For a number of months now, we have been designing and developing a new garbage collector for GHC, with the primary goal of improving scaling on multicores. The current garbage collector isn't exactly a slouch: it is a parallel generational design, and after going to some effort to improve locality we managed to achieve some respectable scaling results on up to 8 cores, and the Intel CnC project has been able to achieve even greater speedups (as much as 22x on a 32-core machine) with carefully-tuned benchmarks.
Still, we recognise that the garbage collector is often the bottleneck where scaling is concerned. Tuning a program for scaling usually involves reducing its demands on the memory subsystem and hence reducing the amount of GC that happens. Here's how the current GC impedes scaling:
This is a screenshot from ThreadScope, showing part of the timeline of the execution of a parallel Haskell program - in this case, the minimax program for searching the game tree of 4x4 noughts and crosses. Each bar represents the execution of a single CPU, and the thin orange/green bars are the GCs. Every GC stops all the threads and performs the GC in parallel, before restarting the computation again. This is known as "stop the world" parallal GC - compared to other techniques such as concurrent GC it's easier to implement and generally gives good performance. Many industrial-strength virtual machines use stop-the-world parallel GC in their server products, because it gives the best throughput. However, the diagram clearly shows that we're wasting time here: the GCs aren't well-balanced (the green parts show the actual work, the blank parts are idle time). We deliberately don't load-balance the work in young-generation collections, because doing so impacts locality and is worse for overall performance (we discussed this in the ICFP'09 paper and gave measurements). So we end up wasting some of our processor bandwidth, and hence losing some scaling.
Not only that, but the cost of the all-core synchronisation becomes a bottleneck as the number of cores increases, and the need for rapid synchronisations causes problems if the OS decides to borrow one of the cores to do something else for a while: the symptom of this problem has been dubbed the "last core parallel slowdown" in Haskell.
Here's what our new GC looks like on the same program:
The heap organisation in fact hasn't changed much: there are still per-core young generations and a single old generation, but the improvement is that the per-core young generations can be collected independently without stopping the other threads. Collecting the old generation - the "global heap" - still requires stopping all the threads, but since this is the old generation, global collections are much less frequent than local collections.

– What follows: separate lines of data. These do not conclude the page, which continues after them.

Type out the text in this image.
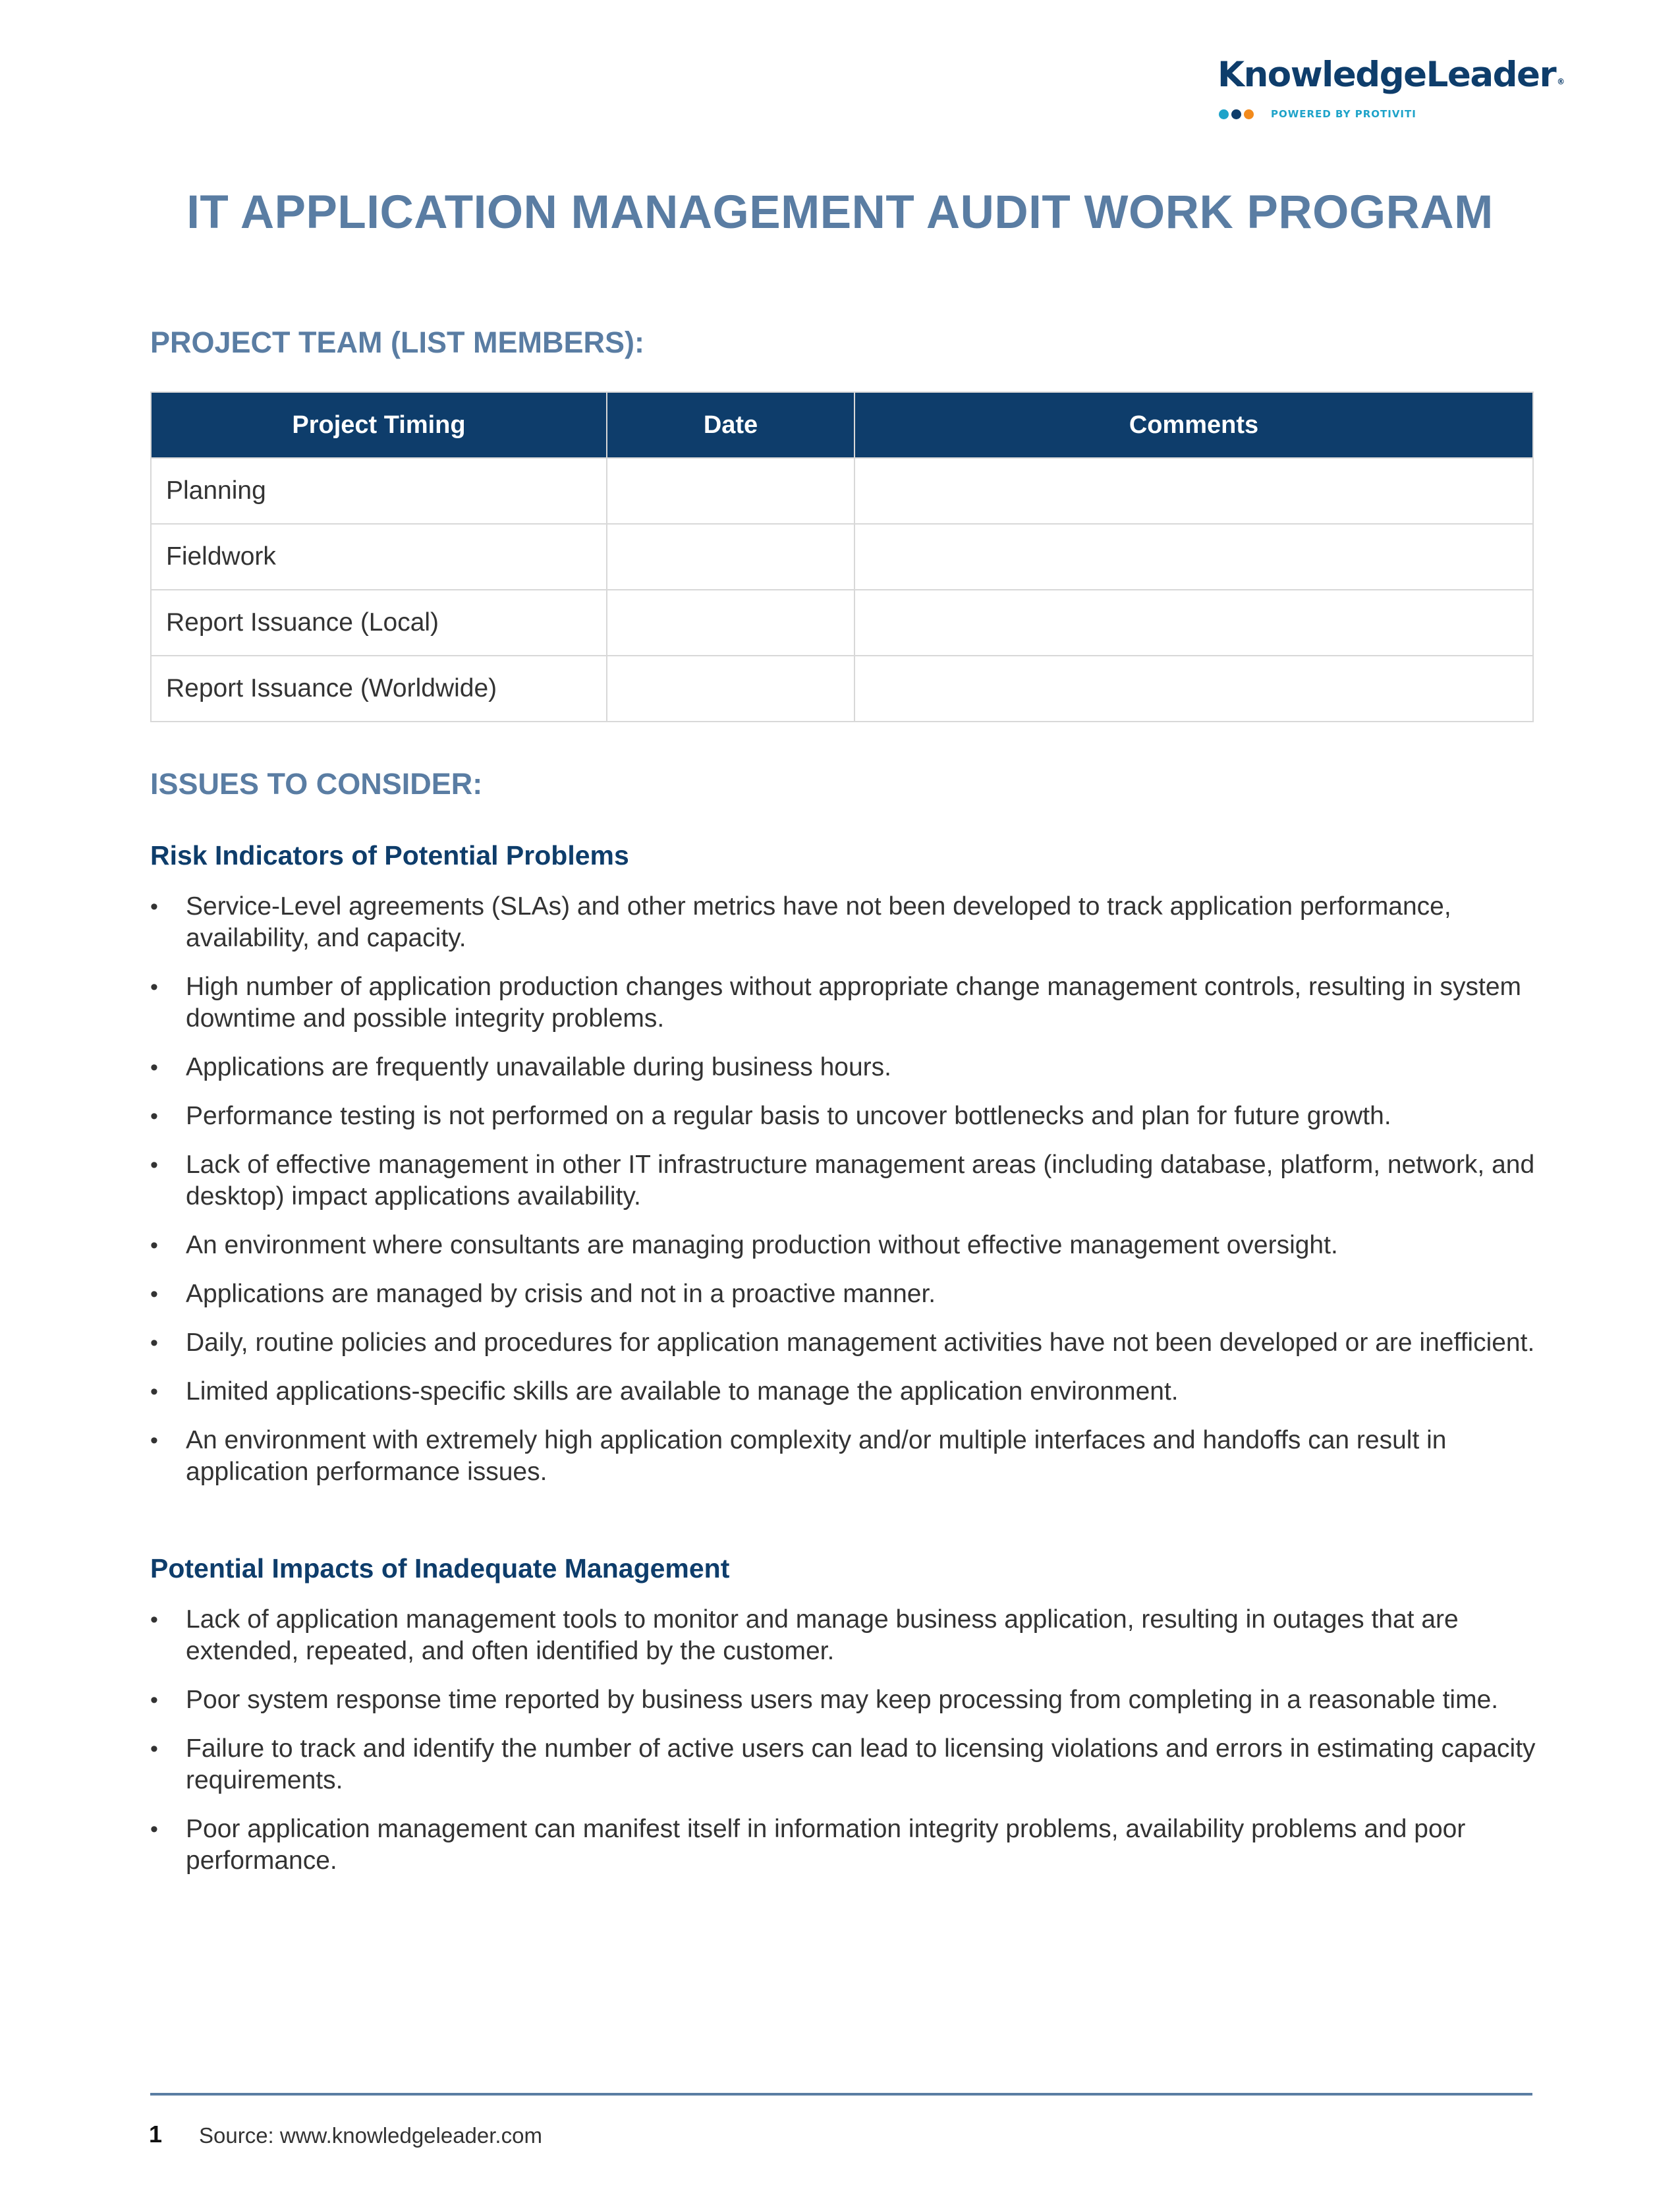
KnowledgeLeader ®
POWERED BY PROTIVITI
IT APPLICATION MANAGEMENT AUDIT WORK PROGRAM
PROJECT TEAM (LIST MEMBERS):
Project Timing	Date	Comments
Planning		
Fieldwork		
Report Issuance (Local)		
Report Issuance (Worldwide)		
ISSUES TO CONSIDER:
Risk Indicators of Potential Problems
• Service-Level agreements (SLAs) and other metrics have not been developed to track application performance, availability, and capacity.
• High number of application production changes without appropriate change management controls, resulting in system downtime and possible integrity problems.
• Applications are frequently unavailable during business hours.
• Performance testing is not performed on a regular basis to uncover bottlenecks and plan for future growth.
• Lack of effective management in other IT infrastructure management areas (including database, platform, network, and desktop) impact applications availability.
• An environment where consultants are managing production without effective management oversight.
• Applications are managed by crisis and not in a proactive manner.
• Daily, routine policies and procedures for application management activities have not been developed or are inefficient.
• Limited applications-specific skills are available to manage the application environment.
• An environment with extremely high application complexity and/or multiple interfaces and handoffs can result in application performance issues.
Potential Impacts of Inadequate Management
• Lack of application management tools to monitor and manage business application, resulting in outages that are extended, repeated, and often identified by the customer.
• Poor system response time reported by business users may keep processing from completing in a reasonable time.
• Failure to track and identify the number of active users can lead to licensing violations and errors in estimating capacity requirements.
• Poor application management can manifest itself in information integrity problems, availability problems and poor performance.
1 Source: www.knowledgeleader.com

Since there are fewer synchronisations and less wasted processor bandwidth, the overall throughput is higher - only about 10% on 8 cores with this example, but there are other (less picturesque) examples that improve more, and it's still early days and we have a lot of tuning to do. We expect the benefits to be greater on larger numbers of cores, and furthermore the "last core slowdown" should be finally banished.
Designs like this have appeared in the literature (starting with Doligez/Leroy POPL'93), and ours borrows ideas from several of these earlier designs while adding a few novel twists of our own. We plan to write up the design properly once all the tuning is done and we have some solid results. I expect it to land in GHC HEAD in a few months time, and it should be in the autumn 2011 major release of GHC.